Verantwoording en democratische legitimering

Bij de verantwoording en de democratische legitimering zijn drie hoofdvormen te onderkennen. De eerste vorm is de verantwoording aan de branchegenoten voor het algemene beleid dat wordt gevoerd door het bedrijfslichaam. De bedrijfslichamen kennen als organen een (algemeen) bestuur, een dagelijks bestuur en een voorzitter. In beginsel tellen de besturen een gelijk aantal leden van werknemers en werkgeverszijde. In het principe van de pariteit komt de gedachte van de gelijkwaardigheid van de beide partijen naar voren. De leden van het bestuur worden benoemd door representatief bevonden organisaties van werkgevers en werknemers. De verdeling van zetels over (eventueel) meerdere organisaties aan respectievelijk werkgevers en werknemerszijde vindt plaats door de SER op grond van kwantitatieve en kwalitatieve criteria neergelegd in de „richtlijnen representativiteit organisaties”. De leden functioneren in de besturen zonder last en ruggespraak van de benoemende organisaties. Op grond van de regelgeving kunnen de bedrijfslichamen niet als een verlengstuk van de private organisaties worden gezien. Uit het midden van het algemeen bestuur wordt het dagelijks bestuur gekozen. De voorzitters van bedrijfschappen worden door het (algemeen) bestuur benoemd, terwijl de voorzitters van de productschappen bij Koninklijk Besluit worden benoemd.

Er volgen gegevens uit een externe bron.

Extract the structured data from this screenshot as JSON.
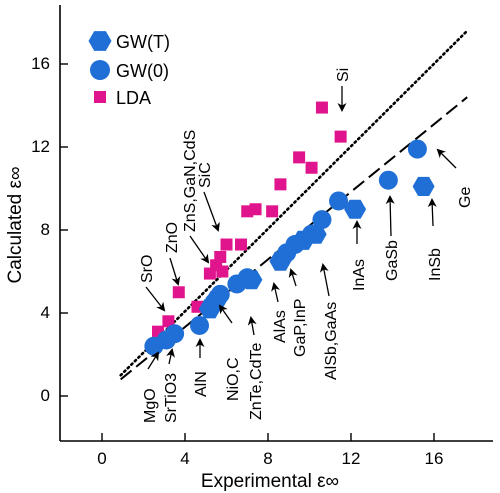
{
  "chart_data": {
    "type": "scatter",
    "xlabel": "Experimental ε∞",
    "ylabel": "Calculated ε∞",
    "xlim": [
      -2.5,
      18.8
    ],
    "ylim": [
      -2.3,
      18.8
    ],
    "x_ticks": [
      0,
      4,
      8,
      12,
      16
    ],
    "y_ticks": [
      0,
      4,
      8,
      12,
      16
    ],
    "x_tick_labels": [
      "0",
      "4",
      "8",
      "12",
      "16"
    ],
    "y_tick_labels": [
      "0",
      "4",
      "8",
      "12",
      "16"
    ],
    "grid": false,
    "legend_position": "top-left",
    "colors": {
      "gw": "#1f6fd6",
      "lda": "#e0148c"
    },
    "series": [
      {
        "name": "GW(T)",
        "marker": "hexagon",
        "points": [
          [
            5.2,
            4.2
          ],
          [
            5.5,
            4.6
          ],
          [
            7.2,
            5.6
          ],
          [
            8.6,
            6.5
          ],
          [
            9.7,
            7.5
          ],
          [
            10.3,
            7.8
          ],
          [
            12.2,
            9.0
          ],
          [
            15.5,
            10.1
          ]
        ]
      },
      {
        "name": "GW(0)",
        "marker": "circle",
        "points": [
          [
            2.5,
            2.4
          ],
          [
            3.1,
            2.7
          ],
          [
            3.5,
            3.0
          ],
          [
            4.7,
            3.4
          ],
          [
            5.4,
            4.5
          ],
          [
            5.7,
            4.9
          ],
          [
            6.5,
            5.4
          ],
          [
            7.0,
            5.7
          ],
          [
            8.9,
            6.9
          ],
          [
            9.3,
            7.3
          ],
          [
            10.1,
            7.8
          ],
          [
            10.6,
            8.5
          ],
          [
            11.4,
            9.4
          ],
          [
            13.8,
            10.4
          ],
          [
            15.2,
            11.9
          ]
        ]
      },
      {
        "name": "LDA",
        "marker": "square",
        "points": [
          [
            2.7,
            3.1
          ],
          [
            3.2,
            3.6
          ],
          [
            3.7,
            5.0
          ],
          [
            4.6,
            4.3
          ],
          [
            5.2,
            5.9
          ],
          [
            5.5,
            6.3
          ],
          [
            5.8,
            6.0
          ],
          [
            5.7,
            6.7
          ],
          [
            6.0,
            7.3
          ],
          [
            6.7,
            7.3
          ],
          [
            7.0,
            8.9
          ],
          [
            7.4,
            9.0
          ],
          [
            8.2,
            8.9
          ],
          [
            8.6,
            10.2
          ],
          [
            9.5,
            11.5
          ],
          [
            10.1,
            11.0
          ],
          [
            10.6,
            13.9
          ],
          [
            11.5,
            12.5
          ]
        ]
      }
    ],
    "lines": [
      {
        "style": "dotted",
        "x": [
          0.9,
          17.6
        ],
        "y": [
          1.0,
          17.6
        ]
      },
      {
        "style": "dashed",
        "x": [
          0.9,
          17.6
        ],
        "y": [
          0.8,
          14.4
        ]
      }
    ],
    "annotations": [
      {
        "text": "Si",
        "vertical": true
      },
      {
        "text": "SiC",
        "vertical": true
      },
      {
        "text": "ZnS,GaN,CdS",
        "vertical": true
      },
      {
        "text": "ZnO",
        "vertical": true
      },
      {
        "text": "SrO",
        "vertical": true
      },
      {
        "text": "MgO",
        "vertical": true
      },
      {
        "text": "SrTiO3",
        "vertical": true
      },
      {
        "text": "AlN",
        "vertical": true
      },
      {
        "text": "NiO,C",
        "vertical": true
      },
      {
        "text": "ZnTe,CdTe",
        "vertical": true
      },
      {
        "text": "AlAs",
        "vertical": true
      },
      {
        "text": "GaP,InP",
        "vertical": true
      },
      {
        "text": "AlSb,GaAs",
        "vertical": true
      },
      {
        "text": "InAs",
        "vertical": true
      },
      {
        "text": "GaSb",
        "vertical": true
      },
      {
        "text": "InSb",
        "vertical": true
      },
      {
        "text": "Ge",
        "vertical": true
      }
    ]
  }
}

Een tweede vorm van verantwoording heeft betrekking op besluiten van bedrijfslichamen die de afzonderlijke branchegenoten direct raken. Het gaat hier om een rechterlijke controle. Deze rechterlijke controle houdt in feite ook een vorm van verantwoording in, waarbij het (verantwoordings)forum wordt gevormd door het rechterlijke college. Het College van Beroep voor het Bedrijfsleven is hier in het bijzonder van belang. Hoewel van een andere orde heeft recentelijk de Nationale ombudsman de bevoegdheid verkregen klachten over het functioneren van bedrijfslichamen in behandeling te nemen.

In de derde en laatste plaats is het bedrijfslichaam verplicht verantwoording af te leggen ten opzichte van hogere overheden te weten de rijksoverheid en de SER. Zoals uit paragraaf 2.3 duidelijk wordt houden verschillende overheidsinstanties bestuurlijk toezicht op het doen en laten van bedrijfslichamen.